Kitchen Designer, Matt Baker answers questions on all areas of the utility room:
What are the latest trends and developments with utility rooms?
We have found customers replicating the look and feel of their kitchen in the utility room. Same worktop and colour scheme with perhaps a twist on the handles, especially if the kitchen is either open plan or the utility room is directly adjacent and can be seen from the kitchen. We’re noticing a lot of dusky colours coming as well as a steady stream of soft greys and strong dark blues. For a utility area we would suggest using something lighter and more playful as they rarely have enough light to do a darker colour justice.
What design elements do you recommend to create the perfect utility room?
Box shelving is a great way to open up a space without overwhelming the room and still creating storage. If the space is small covering the walls in cabinets can make a room feel cramped and full of shadows. Cabinetry can also then be painted to match the main colour scheme of the kitchen or to highlight a favourite colour without committing to a larger space. If your utility room is linked to outdoor space, a dedicated place for muddy shoes and wet coats will avoid any dirt being walked through the house. We would also always recommend a large sink for hand-washing or if you have a particularly muddy furry friend.
Are there any particular challenges that designers should be aware of when putting a utility room scheme together?
A recent study by Harvey Jones, found that overall cleanliness of a kitchen space sparks 36% of rows within the home. With this in mind, the addition of a utility room is vital for keeping arguments at bay. By housing all the washing and cleaning appliances and accessories, you are leaving more space in the kitchen for everyday items. Not only creating more storage options but illuminating any future arguments.
It is important to think about the materials used, in particular for the flooring, with potentially high foot traffic a floor that’s easy to maintain is essential. A tiled or stone flooring is easy to clean and wipe down, this also applies to worktops to avoid any spills.
Utility rooms are often a lot smaller than main kitchens with limitations in room size, they can also be lacking natural light.

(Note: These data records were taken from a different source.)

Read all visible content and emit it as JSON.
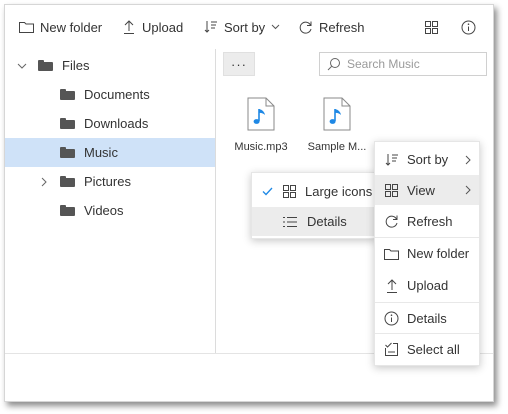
{
  "toolbar": {
    "new_folder": "New folder",
    "upload": "Upload",
    "sort_by": "Sort by",
    "refresh": "Refresh",
    "view_icon": "grid-icon",
    "details_icon": "info-icon"
  },
  "tree": {
    "root": "Files",
    "items": [
      {
        "label": "Documents"
      },
      {
        "label": "Downloads"
      },
      {
        "label": "Music",
        "selected": true
      },
      {
        "label": "Pictures",
        "expandable": true
      },
      {
        "label": "Videos"
      }
    ]
  },
  "content": {
    "more_label": "···",
    "search_placeholder": "Search Music",
    "files": [
      {
        "name": "Music.mp3"
      },
      {
        "name": "Sample M..."
      }
    ]
  },
  "context_menu": {
    "items": [
      {
        "label": "Sort by"
      },
      {
        "label": "View"
      },
      {
        "label": "Refresh"
      },
      {
        "label": "New folder"
      },
      {
        "label": "Upload"
      },
      {
        "label": "Details"
      },
      {
        "label": "Select all"
      }
    ]
  },
  "view_submenu": {
    "items": [
      {
        "label": "Large icons",
        "checked": true
      },
      {
        "label": "Details"
      }
    ]
  },
  "colors": {
    "selection": "#cfe2f8",
    "accent": "#1e88e5",
    "hover": "#ececec"
  }
}
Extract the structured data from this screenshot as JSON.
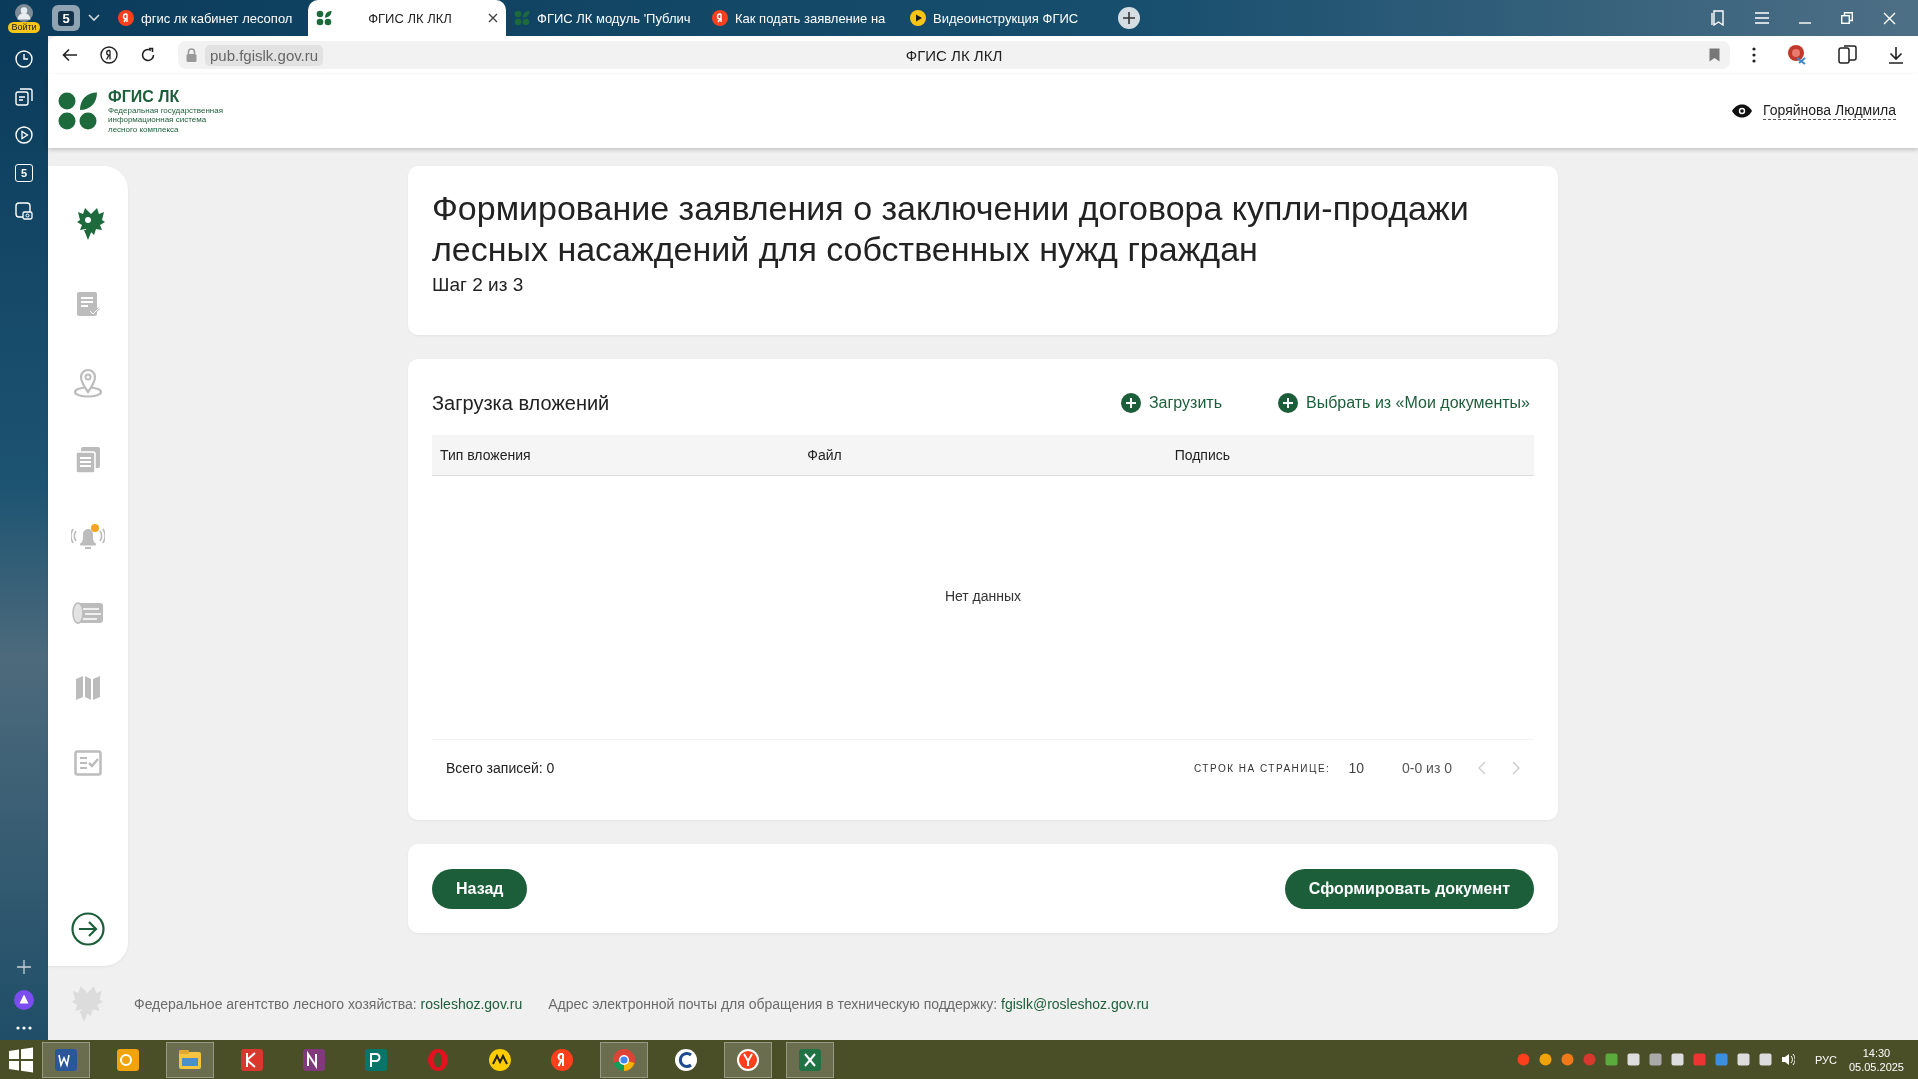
{
  "browser": {
    "profile_label": "Войти",
    "tab_count": "5",
    "tabs": [
      {
        "kind": "yandex",
        "label": "фгис лк кабинет лесопол",
        "selected": false
      },
      {
        "kind": "fgis",
        "label": "ФГИС ЛК ЛКЛ",
        "selected": true
      },
      {
        "kind": "fgis",
        "label": "ФГИС ЛК модуль 'Публич",
        "selected": false
      },
      {
        "kind": "yandex",
        "label": "Как подать заявление на",
        "selected": false
      },
      {
        "kind": "video",
        "label": "Видеоинструкция ФГИС",
        "selected": false
      }
    ],
    "url": "pub.fgislk.gov.ru",
    "page_title": "ФГИС ЛК ЛКЛ",
    "rail_badge": "5"
  },
  "header": {
    "logo_title": "ФГИС ЛК",
    "logo_subtitle": [
      "Федеральная государственная",
      "информационная система",
      "лесного комплекса"
    ],
    "user": "Горяйнова Людмила"
  },
  "form": {
    "title": "Формирование заявления о заключении договора купли-продажи лесных насаждений для собственных нужд граждан",
    "step": "Шаг 2 из 3"
  },
  "attachments": {
    "heading": "Загрузка вложений",
    "actions": [
      "Загрузить",
      "Выбрать из «Мои документы»"
    ],
    "columns": [
      "Тип вложения",
      "Файл",
      "Подпись"
    ],
    "empty_text": "Нет данных",
    "total": "Всего записей: 0",
    "rows_per_page_label": "СТРОК НА СТРАНИЦЕ:",
    "rows_per_page": "10",
    "range": "0-0 из 0",
    "prev_disabled": true,
    "next_disabled": true
  },
  "buttons": {
    "back": "Назад",
    "submit": "Сформировать документ"
  },
  "footer": [
    {
      "label": "Федеральное агентство лесного хозяйства:",
      "link": "rosleshoz.gov.ru"
    },
    {
      "label": "Адрес электронной почты для обращения в техническую поддержку:",
      "link": "fgislk@rosleshoz.gov.ru"
    }
  ],
  "taskbar": {
    "apps": [
      {
        "kind": "word",
        "active": true
      },
      {
        "kind": "outlook",
        "active": false
      },
      {
        "kind": "explorer",
        "active": true
      },
      {
        "kind": "kaspersky",
        "active": false
      },
      {
        "kind": "onenote",
        "active": false
      },
      {
        "kind": "publisher",
        "active": false
      },
      {
        "kind": "opera",
        "active": false
      },
      {
        "kind": "music",
        "active": false
      },
      {
        "kind": "yandex",
        "active": false
      },
      {
        "kind": "chrome",
        "active": true
      },
      {
        "kind": "ccleaner",
        "active": false
      },
      {
        "kind": "ybrowser",
        "active": true
      },
      {
        "kind": "excel",
        "active": true
      }
    ],
    "language": "РУС",
    "time": "14:30",
    "date": "05.05.2025"
  }
}
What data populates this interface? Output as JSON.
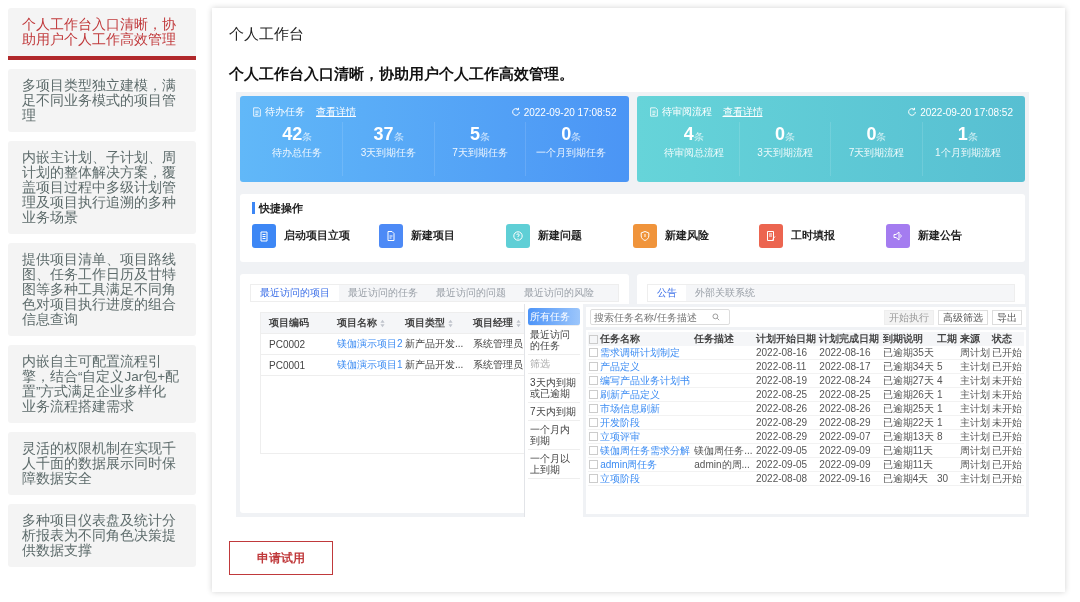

However there is the opportunity to go for tall appliance housings to stack units such as washing machines or dryers, leaving the rest of the room clear for practical storage solutions such as large double base cabinets or coat hooks.
It is also worth noting that some colours can overwhelm smaller spaces, making them look cramped and dark, if space is limited go for a bright neutral shade to make the area seem airy and open.